Conformity is therefore appealing precisely because it reduces the burden of ISish engagement. To act from IS requires presence, awareness, and tolerance for uncertainty. To conform is to allow ITistic structures—rules, roles, traditions, ideologies—to carry that weight instead. This is why conformity often feels safe, efficient, and socially rewarded. But it comes at a cost: the gradual erosion of conscious agency. When conformity dominates, life is lived reactively rather than creatively.

ISITism does not frame conformity as inherently wrong or pathological. ITistic structures are necessary for coordination, continuity, and shared reality. Language itself is a form of conformity. Culture depends on it. The issue arises when conformity becomes invisible—when individuals mistake inherited patterns for inevitability, and compliance for truth. At that point, conformity ceases to be a tool and becomes a constraint, limiting awareness’s ability to respond freshly to reality as it unfolds.

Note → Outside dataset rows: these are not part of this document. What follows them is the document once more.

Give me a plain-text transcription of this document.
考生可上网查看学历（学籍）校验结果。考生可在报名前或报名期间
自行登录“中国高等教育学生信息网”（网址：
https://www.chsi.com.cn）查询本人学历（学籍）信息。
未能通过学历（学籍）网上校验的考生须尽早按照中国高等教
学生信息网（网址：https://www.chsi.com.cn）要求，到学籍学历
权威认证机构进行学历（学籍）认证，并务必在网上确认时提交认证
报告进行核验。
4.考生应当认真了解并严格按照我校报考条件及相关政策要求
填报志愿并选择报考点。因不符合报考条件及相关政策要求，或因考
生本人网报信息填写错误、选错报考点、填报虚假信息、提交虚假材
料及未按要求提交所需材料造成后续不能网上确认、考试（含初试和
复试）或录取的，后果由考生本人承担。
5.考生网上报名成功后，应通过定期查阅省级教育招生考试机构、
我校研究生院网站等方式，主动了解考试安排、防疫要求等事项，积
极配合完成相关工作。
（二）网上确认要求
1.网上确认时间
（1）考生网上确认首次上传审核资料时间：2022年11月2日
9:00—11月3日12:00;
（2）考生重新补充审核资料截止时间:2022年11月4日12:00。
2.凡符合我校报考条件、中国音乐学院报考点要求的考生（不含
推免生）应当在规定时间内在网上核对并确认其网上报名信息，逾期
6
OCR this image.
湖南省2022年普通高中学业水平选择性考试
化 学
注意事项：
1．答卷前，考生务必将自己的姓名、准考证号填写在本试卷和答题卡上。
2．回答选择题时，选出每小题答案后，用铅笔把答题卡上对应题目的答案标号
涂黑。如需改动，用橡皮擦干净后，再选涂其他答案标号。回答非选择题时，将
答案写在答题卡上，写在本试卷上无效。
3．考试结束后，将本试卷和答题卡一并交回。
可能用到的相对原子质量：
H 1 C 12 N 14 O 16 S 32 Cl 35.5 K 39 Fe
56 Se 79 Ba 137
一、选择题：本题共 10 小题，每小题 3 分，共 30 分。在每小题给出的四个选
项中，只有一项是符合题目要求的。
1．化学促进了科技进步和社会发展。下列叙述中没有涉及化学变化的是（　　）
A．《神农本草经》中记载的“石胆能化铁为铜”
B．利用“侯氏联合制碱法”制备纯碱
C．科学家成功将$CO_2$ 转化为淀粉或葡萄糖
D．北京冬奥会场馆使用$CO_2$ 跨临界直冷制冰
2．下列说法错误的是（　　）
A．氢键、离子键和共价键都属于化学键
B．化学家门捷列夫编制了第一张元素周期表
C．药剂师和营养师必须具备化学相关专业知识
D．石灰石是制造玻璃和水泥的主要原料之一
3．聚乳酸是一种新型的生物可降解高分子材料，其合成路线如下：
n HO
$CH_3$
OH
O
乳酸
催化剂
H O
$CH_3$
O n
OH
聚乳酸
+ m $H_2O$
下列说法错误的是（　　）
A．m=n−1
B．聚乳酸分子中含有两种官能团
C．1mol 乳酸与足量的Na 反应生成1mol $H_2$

Seen through the ISIT lens, conformity helps illuminate the deeper distinction between IS and IT. Conformity shows us what IT feels like from the inside: stable, inherited, and externally defined. Resistance, creativity, and authentic expression show us what IS feels like: emergent, uncertain, and self-authoring. ISITism does not call for perpetual nonconformity; it calls for conscious conformity—the ability to recognize when we are aligning with form, and to remember that alignment itself is always a choice.